Jesteś, żyjesz, oddychasz. Stąpasz po ziemi nad którą unosi się ciężka energia jang. Pobierasz ją wraz z oddechem z przestrzeni pól, łąk, lasów, dróg, ogrodu, dowolnego miejsca w którym jesteś. Pobierasz, wypełniasz się nią i oddajesz ją na powrót ziemi. Raz za razem, powoli, bezwiednie, lekko i naturalnie. Wieczny rytm, wieczny oddech. Wszystko pulsuje, delikatnie wibruje, nie ukazując tego cudu życia.
Nad tobą przestrzeń nieba, potężnego, niezbadanego, ledwo wyobrażalnego, wypełnionego lekką energią jin. Pobierasz, wypełniasz siebie. Energia wpływa czakrą korony, wypełnia twoje centra, płynie szlakami meridianów, ładuje. Jest cicha, delikatna, niewidoczna. Zużyta odchodzi do ziemi. Ziemia przyjmuje ją w spokoju. Wieczny rytm, wieczny oddech.
Rodzi się dziecko. Jest małe, delikatne, bezbronne, jest jin. Potrzeba mu energii by życie w nim rosło. Dojrzewa, staje się człowiekiem, staje się pełną formą, jest jang. Starzejąc się znów powraca do jin, odchodząc zamienia się w pustkę z której przyszło. Wieczny rytm, wieczny oddech.

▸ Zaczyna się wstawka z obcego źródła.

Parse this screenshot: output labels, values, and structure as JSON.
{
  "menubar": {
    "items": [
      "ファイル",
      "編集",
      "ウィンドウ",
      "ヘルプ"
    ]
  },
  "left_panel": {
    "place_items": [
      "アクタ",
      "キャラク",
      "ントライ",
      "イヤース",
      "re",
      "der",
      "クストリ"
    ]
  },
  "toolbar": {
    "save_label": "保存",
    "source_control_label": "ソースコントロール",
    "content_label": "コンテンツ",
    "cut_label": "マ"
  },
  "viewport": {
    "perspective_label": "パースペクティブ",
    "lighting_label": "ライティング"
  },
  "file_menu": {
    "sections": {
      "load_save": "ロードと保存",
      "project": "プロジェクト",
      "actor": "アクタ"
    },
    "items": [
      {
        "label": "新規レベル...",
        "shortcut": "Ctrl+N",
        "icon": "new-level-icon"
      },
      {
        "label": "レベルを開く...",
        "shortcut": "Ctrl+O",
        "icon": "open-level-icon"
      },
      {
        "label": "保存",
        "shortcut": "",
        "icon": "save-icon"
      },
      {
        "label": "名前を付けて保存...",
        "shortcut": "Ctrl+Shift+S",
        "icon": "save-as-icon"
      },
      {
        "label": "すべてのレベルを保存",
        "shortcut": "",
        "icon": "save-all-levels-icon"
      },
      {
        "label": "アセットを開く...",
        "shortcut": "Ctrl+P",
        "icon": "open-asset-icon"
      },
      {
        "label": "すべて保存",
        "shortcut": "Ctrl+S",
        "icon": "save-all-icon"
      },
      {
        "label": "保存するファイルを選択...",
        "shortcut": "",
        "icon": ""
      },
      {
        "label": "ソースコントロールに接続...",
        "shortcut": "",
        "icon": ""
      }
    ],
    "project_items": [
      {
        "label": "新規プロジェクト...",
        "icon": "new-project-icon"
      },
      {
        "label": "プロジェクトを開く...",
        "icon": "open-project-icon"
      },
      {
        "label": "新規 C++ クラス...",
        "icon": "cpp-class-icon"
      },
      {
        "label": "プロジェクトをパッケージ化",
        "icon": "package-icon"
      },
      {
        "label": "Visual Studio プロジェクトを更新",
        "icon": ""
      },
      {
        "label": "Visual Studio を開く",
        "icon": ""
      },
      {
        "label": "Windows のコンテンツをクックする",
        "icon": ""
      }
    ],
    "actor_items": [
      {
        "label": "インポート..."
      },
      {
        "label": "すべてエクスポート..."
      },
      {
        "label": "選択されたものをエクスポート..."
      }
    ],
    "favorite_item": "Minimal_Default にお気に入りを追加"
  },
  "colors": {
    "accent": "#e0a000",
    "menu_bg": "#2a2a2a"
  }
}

Nastaje wiosna, budzi nowe życie, rozkwita i raduje swą świeżością. Jest jin. Dojrzewając, doskonaląc formy, barwy, zapachy, całe swoje bogactwo, zmienia się. Stara się zalśnić, zauroczyć, jest jang w całej swojej mocy po czym odchodzi w zimowy sen. Wieczny rytm, wieczny oddech.
Każda z tych sytuacji, jeśli trwa zbyt długo, przemienia się w swoje przeciwieństwo.

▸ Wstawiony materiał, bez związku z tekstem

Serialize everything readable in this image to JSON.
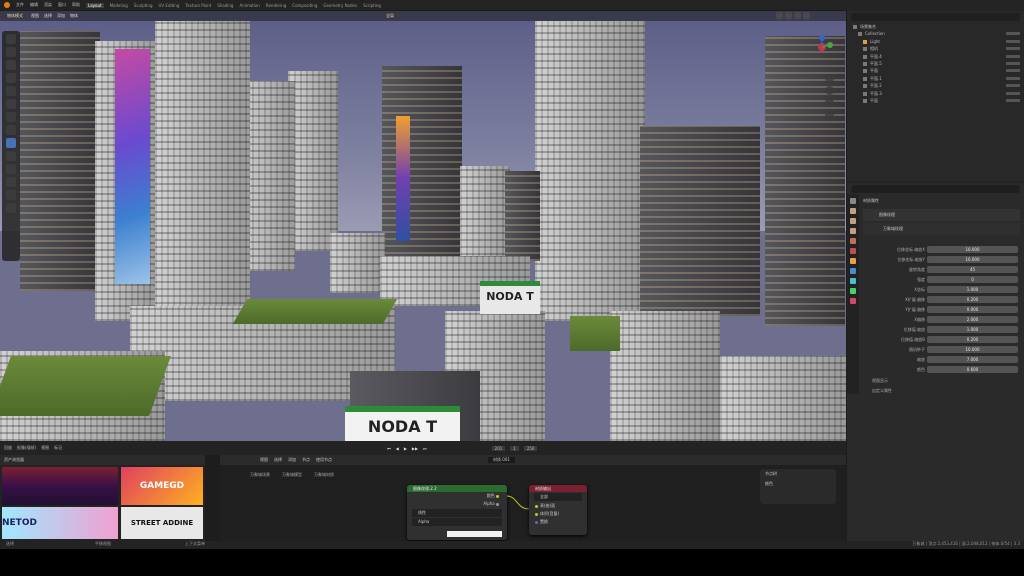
{
  "topbar": {
    "menus": [
      "文件",
      "编辑",
      "渲染",
      "窗口",
      "帮助"
    ],
    "workspaces": [
      "Layout",
      "Modeling",
      "Sculpting",
      "UV Editing",
      "Texture Paint",
      "Shading",
      "Animation",
      "Rendering",
      "Compositing",
      "Geometry Nodes",
      "Scripting"
    ],
    "active_workspace": "Layout",
    "scene": "Scene",
    "view_layer": "ViewLayer"
  },
  "viewport": {
    "mode": "物体模式",
    "menus": [
      "视图",
      "选择",
      "添加",
      "物体"
    ],
    "transform": "全局",
    "billboard_labels": [
      "NODA T",
      "NODA T"
    ]
  },
  "timeline": {
    "menus": [
      "回放",
      "抠像(插帧)",
      "视图",
      "标记"
    ],
    "current_frame": "201",
    "start": "1",
    "end": "250"
  },
  "node_editor": {
    "menus": [
      "视图",
      "选择",
      "添加",
      "节点"
    ],
    "use_nodes_label": "使用节点",
    "object_label": "物体",
    "material": "材质.001",
    "breadcrumbs": [
      "万象城场景",
      "万象城模型",
      "万象城材质"
    ],
    "node1": {
      "title": "图像纹理.2.2",
      "rows": [
        "颜色",
        "Alpha",
        "线性",
        "Alpha"
      ]
    },
    "node2": {
      "title": "材质输出",
      "rows": [
        "全部",
        "表(曲)面",
        "体积(音量)",
        "置换"
      ]
    }
  },
  "assets": {
    "label": "资产浏览器",
    "thumbs": [
      "GAMEGD",
      "STREET ADDINE",
      "NETOD"
    ]
  },
  "right_node_panel": {
    "title": "节点树",
    "label": "颜色"
  },
  "outliner": {
    "search_placeholder": "",
    "items": [
      "场景集合",
      "Collection",
      "Light",
      "相机",
      "平面.4",
      "平面.5",
      "平面",
      "平面.1",
      "平面.2",
      "平面.3",
      "平面"
    ]
  },
  "properties": {
    "header": "材质属性",
    "section": "图像纹理",
    "subsection": "万象城纹理",
    "rows": [
      {
        "label": "位移坐标.缩放X",
        "value": "10.000"
      },
      {
        "label": "位移坐标.缩放Y",
        "value": "10.000"
      },
      {
        "label": "旋转角度",
        "value": "45"
      },
      {
        "label": "强度",
        "value": "0"
      },
      {
        "label": "X坐标",
        "value": "1.000"
      },
      {
        "label": "X扩展.偏移",
        "value": "0.200"
      },
      {
        "label": "Y扩展.偏移",
        "value": "0.000"
      },
      {
        "label": "X偏移",
        "value": "2.000"
      },
      {
        "label": "位移值.缩放",
        "value": "1.000"
      },
      {
        "label": "位移值.缩放B",
        "value": "0.200"
      },
      {
        "label": "随机种子",
        "value": "10.000"
      },
      {
        "label": "缩放",
        "value": "7.000"
      },
      {
        "label": "颜色",
        "value": "0.600"
      }
    ],
    "footer": [
      "视图显示",
      "自定义属性"
    ]
  },
  "status_bar": {
    "left": "选择",
    "middle": "平移视图",
    "right": "上下文菜单",
    "stats": "万象城 | 顶点:2,453,416 | 面:2,048,012 | 物体:0/54 | 3.3"
  }
}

Pojęciami jin i jang definiuje się wszelkie przeciwieństwa, dzień – noc, życie – śmierć, ciepło – chłód, pełnia – pustka.
To co istnieje we wszechświecie, istnieje w odmiennej formie w ciele człowieka. Teoria pięciu elementów w istocie ludzkiej widzi pomniejszony model wszechświata.
Ajurweda wierzy, że wszystko co jest składa się z pięciu elementów: ziemi, wody, ognia, powietrza i eteru. Te pięć elementów charakteryzuje pory roku, etapy ludzkiego życia, powstawanie i zanikanie energii. To cykle życia i zachodzące w nim procesy.
Żywioły traktowane są symbolicznie, jako nośniki pewnych cech.
Pierwszy z nich to ziemia, substancja stała, stan materii, stabilność, siła, niezłomność i wytrwałość, ciężkość, twardość i powolność. Nasze ciała są również przejawem tej struktury. Kości, komórki, tkanki wiecznie i wytrwale pracują dla zachowania życia, od pierwszego do ostatniego oddechu. Ziemia występuje w stałych strukturach, takich jak tłuszcz, mięśnie, skóra i paznokcie.
Woda. Substancja niestabilna, zmienna. To wilgoć, chłód, miękkość, kleistość, tłustość. Woda paruje, tworzy chmury, opada jako mgła, deszcz, grad. To płynie, przemieszcza się, opływa, niszczy, wzbiera, rujnuje. Jest silna i nieprzewidywalna, jest też spokojna i kojąca, podtrzymuje życie. W naszym ciele, w odmiennych rytmach, krąży krew, limfa i inne płyny. Niosą energię, odżywiają, dotleniają, wydalają zbędne produkty przemiany, regulują temperaturę i walczą z intruzami, przenoszą informację. W ciele woda objawia się również jako śluz czy ślina.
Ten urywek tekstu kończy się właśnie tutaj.